TL 6730 GREAT BARDFIELD HIGH STREET
(south-east side)

8/194 Chapel Cottage (formerly
listed with Place house
2.5.53 as outbuilding)

GV II

Ancillary building of uncertain purpose. C16, altered in C18/C19. Plastered
brick and timber framing, partly weatherboarded, roofed with handmade red clay
tiles. 2 bays facing NW, of a building which originally extended further to the
SW. Garage with lean-to tiled roof to left. 2 storeys and attics. One 2-light
window with roll-moulded wooden mullion and rectangular leaded panes.
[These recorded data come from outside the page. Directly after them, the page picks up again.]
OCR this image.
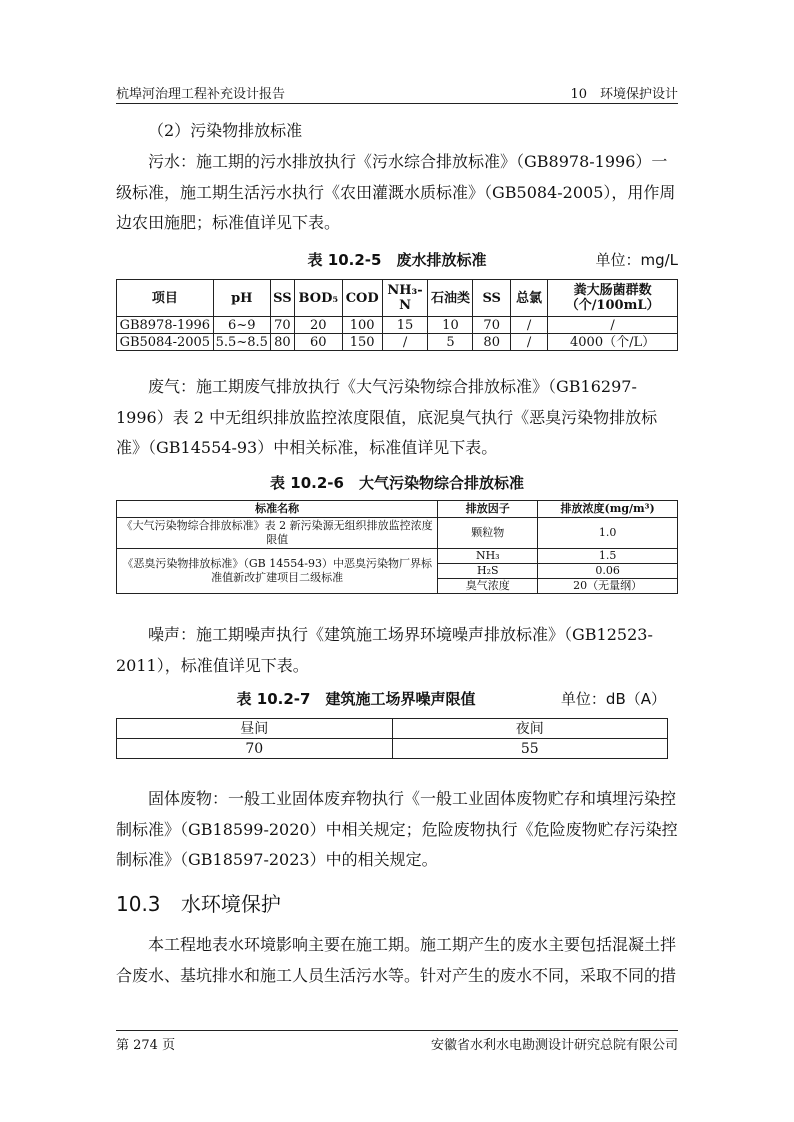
杭埠河治理工程补充设计报告	10　环境保护设计

（2）污染物排放标准

污水：施工期的污水排放执行《污水综合排放标准》（GB8978-1996）一级标准，施工期生活污水执行《农田灌溉水质标准》（GB5084-2005），用作周边农田施肥；标准值详见下表。

表 10.2-5　废水排放标准	单位：mg/L
项目	pH	SS	BOD₅	COD	NH₃-N	石油类	SS	总氯	粪大肠菌群数（个/100mL）
GB8978-1996	6~9	70	20	100	15	10	70	/	/
GB5084-2005	5.5~8.5	80	60	150	/	5	80	/	4000（个/L）

废气：施工期废气排放执行《大气污染物综合排放标准》（GB16297-1996）表 2 中无组织排放监控浓度限值，底泥臭气执行《恶臭污染物排放标准》（GB14554-93）中相关标准，标准值详见下表。

表 10.2-6　大气污染物综合排放标准
标准名称	排放因子	排放浓度(mg/m³)
《大气污染物综合排放标准》表 2 新污染源无组织排放监控浓度限值	颗粒物	1.0
《恶臭污染物排放标准》（GB 14554-93）中恶臭污染物厂界标准值新改扩建项目二级标准	NH₃	1.5
	H₂S	0.06
	臭气浓度	20（无量纲）

噪声：施工期噪声执行《建筑施工场界环境噪声排放标准》（GB12523-2011），标准值详见下表。

表 10.2-7　建筑施工场界噪声限值	单位：dB（A）
昼间	夜间
70	55

固体废物：一般工业固体废弃物执行《一般工业固体废物贮存和填埋污染控制标准》（GB18599-2020）中相关规定；危险废物执行《危险废物贮存污染控制标准》（GB18597-2023）中的相关规定。

10.3 水环境保护

本工程地表水环境影响主要在施工期。施工期产生的废水主要包括混凝土拌合废水、基坑排水和施工人员生活污水等。针对产生的废水不同，采取不同的措

第 274 页	安徽省水利水电勘测设计研究总院有限公司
One group
of 3 original windows of plastered brick, with segmental-pointed heads, with
recessed spandrels and vertical iron bars. Plain boarded door. No front
windows on first floor. Original sprockets below eaves. In rear wall, original
wooden doorway with 4-centred head and recessed spandrels. The right return
wall has inserted timber framing, clad with weatherboarding. The interior has
richly moulded transverse and axial beams. There is little doubt that this was
built by Serjeant William Bendlowes, but the local tradition that it was a
chapel seems dubious historically, and is not confirmed by the characteristics
of the building. It remains a possibility that it was built for some
institutional purpose, or as a dower house. (S. Hyland, An Elizabethan Self-made
Man of Law, Essex Countryside, March 1983, 22-4).